Rudy Rodriguez, trainer of Vyjack, said the Derby is still a possibility for Pick Six Racing's previously undefeated Into Mischief colt.
"We were happy the way he ran," Rodriguez said. "The other horse is a nice horse. He placed himself in a very good position. I was hoping the horse on the lead would go a little faster. Vyjack didn't have the kick he had the other day in the Gotham, but we were happy the way he ran. I have to talk to the owner and see what he decides [about the Derby]. I think they already booked everything up, so I guess we're going think that the plan is to go."

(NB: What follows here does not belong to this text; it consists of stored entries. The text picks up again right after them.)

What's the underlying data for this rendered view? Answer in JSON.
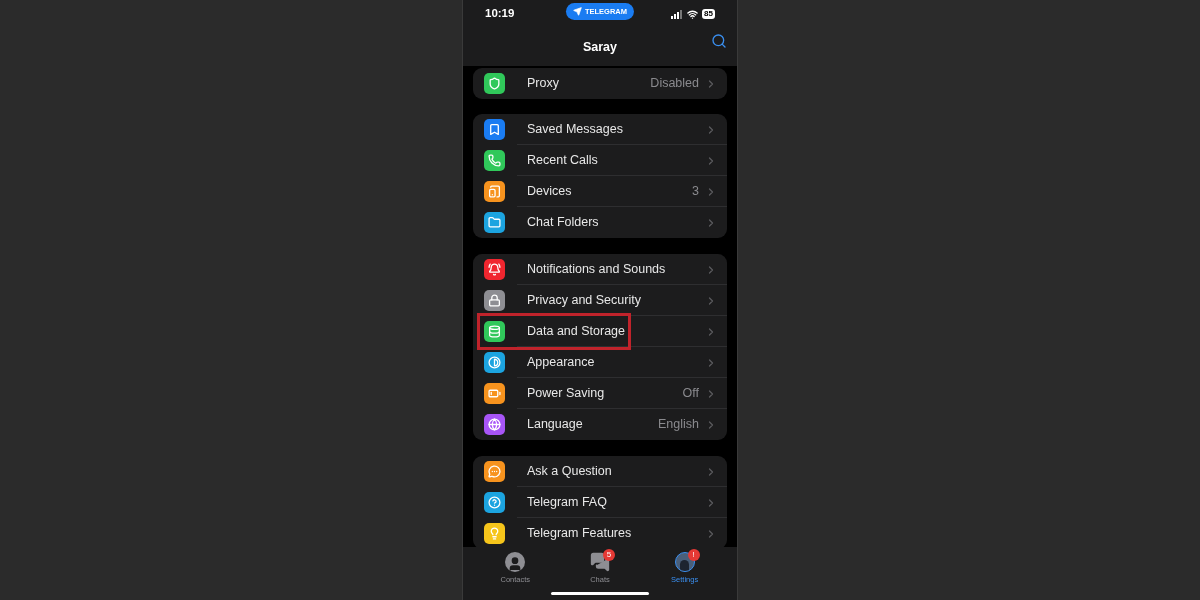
{
  "status_bar": {
    "time": "10:19",
    "app_pill": "TELEGRAM",
    "battery": "85"
  },
  "nav": {
    "title": "Saray"
  },
  "groups": [
    {
      "items": [
        {
          "label": "Proxy",
          "value": "Disabled",
          "color": "#30c85a",
          "highlighted": false
        }
      ]
    },
    {
      "items": [
        {
          "label": "Saved Messages",
          "color": "#1a7cf2",
          "highlighted": false
        },
        {
          "label": "Recent Calls",
          "color": "#30c85a",
          "highlighted": false
        },
        {
          "label": "Devices",
          "value": "3",
          "color": "#f7931e",
          "highlighted": false
        },
        {
          "label": "Chat Folders",
          "color": "#1ca4e0",
          "highlighted": false
        }
      ]
    },
    {
      "items": [
        {
          "label": "Notifications and Sounds",
          "color": "#f0262f",
          "highlighted": false
        },
        {
          "label": "Privacy and Security",
          "color": "#8e8e93",
          "highlighted": false
        },
        {
          "label": "Data and Storage",
          "color": "#30c85a",
          "highlighted": true
        },
        {
          "label": "Appearance",
          "color": "#1ca4e0",
          "highlighted": false
        },
        {
          "label": "Power Saving",
          "value": "Off",
          "color": "#f7931e",
          "highlighted": false
        },
        {
          "label": "Language",
          "value": "English",
          "color": "#a855f7",
          "highlighted": false
        }
      ]
    },
    {
      "items": [
        {
          "label": "Ask a Question",
          "color": "#f7931e",
          "highlighted": false
        },
        {
          "label": "Telegram FAQ",
          "color": "#1ca4e0",
          "highlighted": false
        },
        {
          "label": "Telegram Features",
          "color": "#f6c51b",
          "highlighted": false
        }
      ]
    }
  ],
  "tabs": [
    {
      "label": "Contacts",
      "kind": "contacts",
      "selected": false
    },
    {
      "label": "Chats",
      "kind": "chats",
      "badge": "5",
      "selected": false
    },
    {
      "label": "Settings",
      "kind": "avatar",
      "badge": "!",
      "selected": true
    }
  ]
}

Bred in Kentucky by Emory A. Hamilton out of the Giant's Causeway mare Enchanted Rock, Verrazano is a half brother to stakes winner El Padrino, who ran in last year's Kentucky Derby for Let's Go Stable after winning the Risen Star Stakes.

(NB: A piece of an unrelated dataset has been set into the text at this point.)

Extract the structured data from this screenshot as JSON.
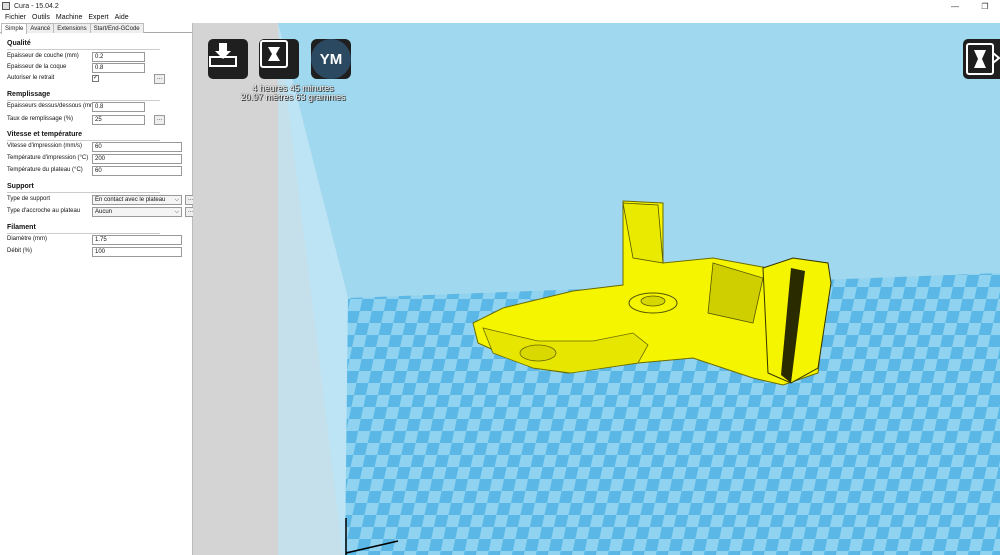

Verrazano, named for the bridge that connects the New York City boroughs of Brooklyn and Staten Island, was purchased for $250,000 by Kevin Scatuorchio and Bryan Sullivan, brothers-in-law and managing partners of Let's Go Stable, from the 2011 Keeneland September yearling sale when consigned by Middlebrook Farm, agent. After the colt's second race, the Tabor group purchased an interest in the horse. He now has earnings of $861,300.

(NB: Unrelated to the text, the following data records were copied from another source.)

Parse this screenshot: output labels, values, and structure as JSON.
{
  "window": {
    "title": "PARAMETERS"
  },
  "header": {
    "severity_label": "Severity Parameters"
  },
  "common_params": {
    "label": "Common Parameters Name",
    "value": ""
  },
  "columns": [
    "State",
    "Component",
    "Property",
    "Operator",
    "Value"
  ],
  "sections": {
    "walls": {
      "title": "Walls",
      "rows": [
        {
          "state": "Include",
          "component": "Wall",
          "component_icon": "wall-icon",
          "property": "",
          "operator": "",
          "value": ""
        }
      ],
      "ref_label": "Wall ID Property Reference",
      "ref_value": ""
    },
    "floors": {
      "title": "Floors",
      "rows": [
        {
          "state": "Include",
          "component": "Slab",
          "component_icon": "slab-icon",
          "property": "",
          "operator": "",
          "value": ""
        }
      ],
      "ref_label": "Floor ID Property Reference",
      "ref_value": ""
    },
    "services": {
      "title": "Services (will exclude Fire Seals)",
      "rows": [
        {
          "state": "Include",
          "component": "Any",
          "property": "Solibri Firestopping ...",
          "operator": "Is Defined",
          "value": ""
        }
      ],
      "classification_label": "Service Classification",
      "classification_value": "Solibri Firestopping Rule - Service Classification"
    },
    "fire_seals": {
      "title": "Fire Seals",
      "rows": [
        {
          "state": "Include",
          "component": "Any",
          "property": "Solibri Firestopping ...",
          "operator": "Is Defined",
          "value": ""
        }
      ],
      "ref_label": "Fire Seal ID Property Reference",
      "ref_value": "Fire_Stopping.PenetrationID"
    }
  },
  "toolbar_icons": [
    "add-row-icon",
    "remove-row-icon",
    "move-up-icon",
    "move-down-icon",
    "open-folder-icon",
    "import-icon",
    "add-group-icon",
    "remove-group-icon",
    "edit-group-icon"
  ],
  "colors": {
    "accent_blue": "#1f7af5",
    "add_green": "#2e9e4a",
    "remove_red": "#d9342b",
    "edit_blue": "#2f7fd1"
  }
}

"It feels great," said Bryan Sullivan, co-managing partner of Let's Go Stable. "We had never won a grade I or Let's Go. I'm so happy for Kevin and all our investors. The race was a little weird. We thought the [Freedom Child] would go; he broke a little slow, kinda rushed up. They really walked the dog. I think our horse is better when he's put into the race earlier. He's got an incredibly high cruising speed and he kind of puts horses away. It almost set up like a turf race; then, all of a sudden, it was a sprint home. He still hung in and dug and fought. I'm glad he got a fight. We're happy to move forward. Anything can happen at Churchill but this kind of validates us."